Painter and Clever Agency founder Molaundo Jones, who’s been a Banksy fan since 2009, says, “I really dig his style, creative concepts, and the intention behind the work. The fact that he has become an international phenomenon and no one can point him out in a lineup is awesome in itself. But as for people defacing his latest works, that’s simply a hazard of being a graffiti artist. Anyone who’s seen Beat Street can get a sense of how ugly things can get with competition and straight up envy in that world.”
Sacha Jenkins, co-author of Piecebook: The Secret Drawings of Graffiti Writers, says, “I think to a certain extent, writing your name over and over can become boring. And some guys are better than others at doing that. So I appreciate the unpredictable nature of what Banksy does.

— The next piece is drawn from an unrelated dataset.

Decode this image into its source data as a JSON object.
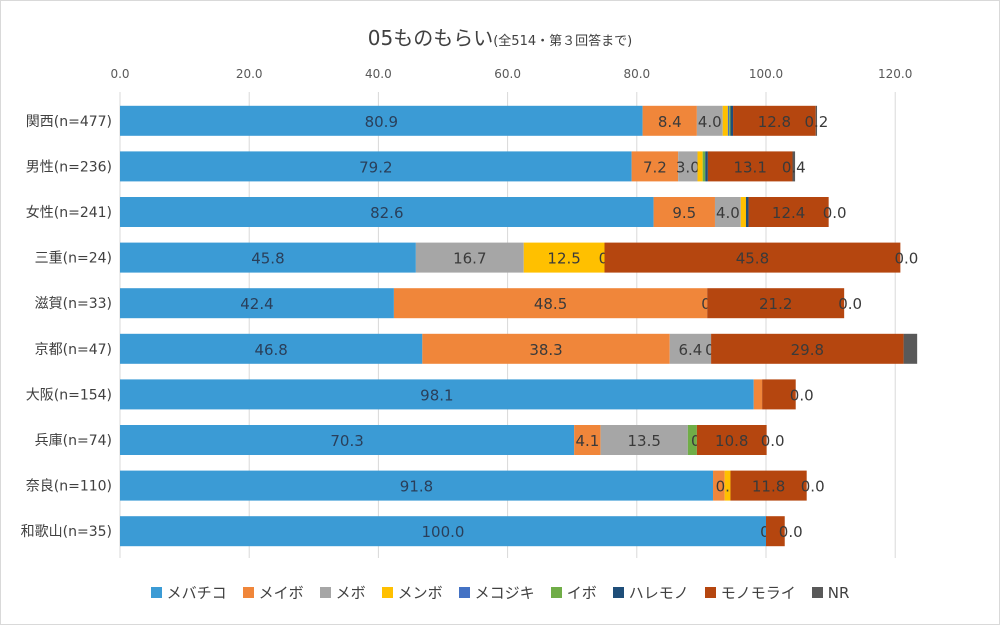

“However, money is tight these days, and the guys who used to write their names just for fun and local fame now want to be paid too. Banksy is getting that cheese, and writers want an elephant-size fridge full of it. That is where jealousy, to a certain extent, weighs in.”
Hip-hop historian Bill Adler, co-author of DEFinition: The Art and Design of Hip-Hop, says, “I think Banksy is quite prolific and brilliant. But, much like his film Exit Through the Gift Shop, there is an obnoxiousness to him. He wants to have it both ways, to be an outlaw as well as an art star, and the whole thing is just way too slick.”
In a recent Village Voice interview with Banksy via email, the artist said, “Commercial success is a mark of failure for a graffiti artist. We’re not supposed to be embraced in that way.”
Legendary writer Cey Adams, who channeled his talents into becoming a respected graphic designer for Def Jam and Nike, says snidely, “I’m happy the market for his type of art has jumped through the roof. Maybe people will now see the artist value in ‘real’ graffiti art here in America.”